D’une manière générale, les élèves, les étudiants ou les stagiaires attendent des recettes et se satisfont d’interventions magistrales. D’ailleurs, l’approche éducative fondée sur l’exemplarité et l’imitation est fortement ancrée dans l’institution militaire. 306 La formule » faites comme moi » est couramment utilisée par les formateurs militaires. Efficace dans la transmission de capacités gestuelles, cette approche pédagogique développe aussi une reproduction sociale qui détermine les individus dans un devenir fermé, sectaire et intolérant. Aussi, si l’instrumentation des individus aboutit à une capacité technique accrue, cette pratique produit des effets illusoires quant au développement du discernement, d’autant que les stagiaires se complaisent dans cette recherche d’identité collective. Les effets pervers de cette intention sont soulignés par Weber : « l’erreur qu’elle commet (la jeunesse) en ce cas consiste à chercher dans le professeur autre chose qu’un maître face à ses élèves : elle espère trouver un chef et non un professeur. » 307

Dans le même esprit, Pestalozzi met en garde l’éducateur : « l’homme veut si volontiers le bien, l’enfant lui prête si volontiers une oreille attentive ; mais il ne le veut pas pour toi, maître, il ne le veut pas pour toi, éducateur, il le veut pour lui-même. Le bien auquel tu veux le faire accéder ne doit pas être le fruit d’un caprice de ton humeur ou de ta passion… » 308

C’est une mise en garde de Pestalozzi. En effet, les élèves sollicitent des interventions formelles pour résoudre les problèmes que leur pose l’éducateur. Cette relation duelle incite alors l’éducateur à transmettre son savoir et, pour cela, il use de pédagogie sous toutes les formes dont la didactique qui devrait permettre de mieux faire absorber les connaissances par les élèves. Cette situation constitue d’ailleurs une situation valorisante et de séduction pour l’éducateur dès lors que les élèves deviennent dépendants de l’éducateur par l’entremise du savoir.
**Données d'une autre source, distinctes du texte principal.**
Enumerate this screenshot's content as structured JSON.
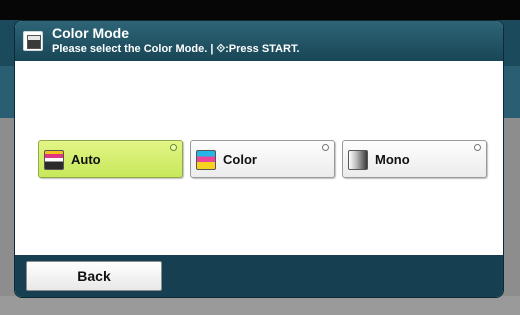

Cette mise en garde constitue donc une frustration pour les éducateurs dont le métier, selon Pestalozzi, ne peut être exercé que par des philanthropes. 309 Ce statut impose plus de devoirs que de droits envers les élèves et implique une posture d’accompagnement ou de facilitation.

C’est justement ce que Pestalozzi se fixe comme ligne de conduite à Stans. Il veut accompagner l’œuvre de la Bildung de chaque enfant sans la contrarier, sans la brusquer, sans la détruire. Il ne veut donc pas imposer ses connaissances mais il cherche ce qui est voulu, désiré, attendu par l’enfant. Il vérifie auprès d’eux si ce qu’il pressent correspond effectivement aux attendus. Si c’est le cas, sans fournir les concepts ou les solutions, Pestalozzi continue à expliquer et à montrer les bienfaits de l’objet de connaissance que l’élève recherche. Il fait de la pédagogie.

C’est ainsi que Pestalozzi laisse croître et fait s’exprimer l’expérience vécue (l’Erlebnis) de chaque enfant en échappant à la tentation forte de livrer la connaissance comme une imposition. Dans ce cas, l’éducateur n’impose pas le savoir c’est le savoir qui s’impose en répondant précisément à un besoin de l’enfant. Pestalozzi témoigne de ce savoir-faire pédagogique quand il affirme : « J’ai vu croître chez les enfants une force intérieure dont l’ampleur a dépassé de loin mes attentes, et dont les manifestations me remplirent d’étonnement autant qu’elles m’émurent. » 310

Un autre principe de la fonction du formateur, consiste à faciliter pour laisser croître les forces intérieures de chaque soldat de la paix. C’est donc à chacun d’entre eux de faire œuvre de leur Bildung pour que chacun fasse œuvre par lui-même. Le passage d’un état d’identité culturelle à un autre est alors garanti.

Cette posture du formateur écarte l’intervention magistrale qui impose aux stagiaires et aux élèves d’être seulement des réceptacles du savoir pour n’accomplir qu’une expérience du type expérimental. Cette démarche là présente d’autres vertus qui ne répondent que très partiellement aux attendus d’un soldat de la paix dont sa référence de départ se définit comme une référence singulière. Les avis très réservés sur la formation actuelle des soldats en milieu international confirme les limites de ces pratiques pédagogiques.

Notes
306.

Manuel de pédagogie militaire, op. cit.

307.

WEBER (M.), op. cit. p. 108.

308.

PESTALOZZI, op. cit. p. 19.

309.

Id. p. 11.

310.

Id. p. 33.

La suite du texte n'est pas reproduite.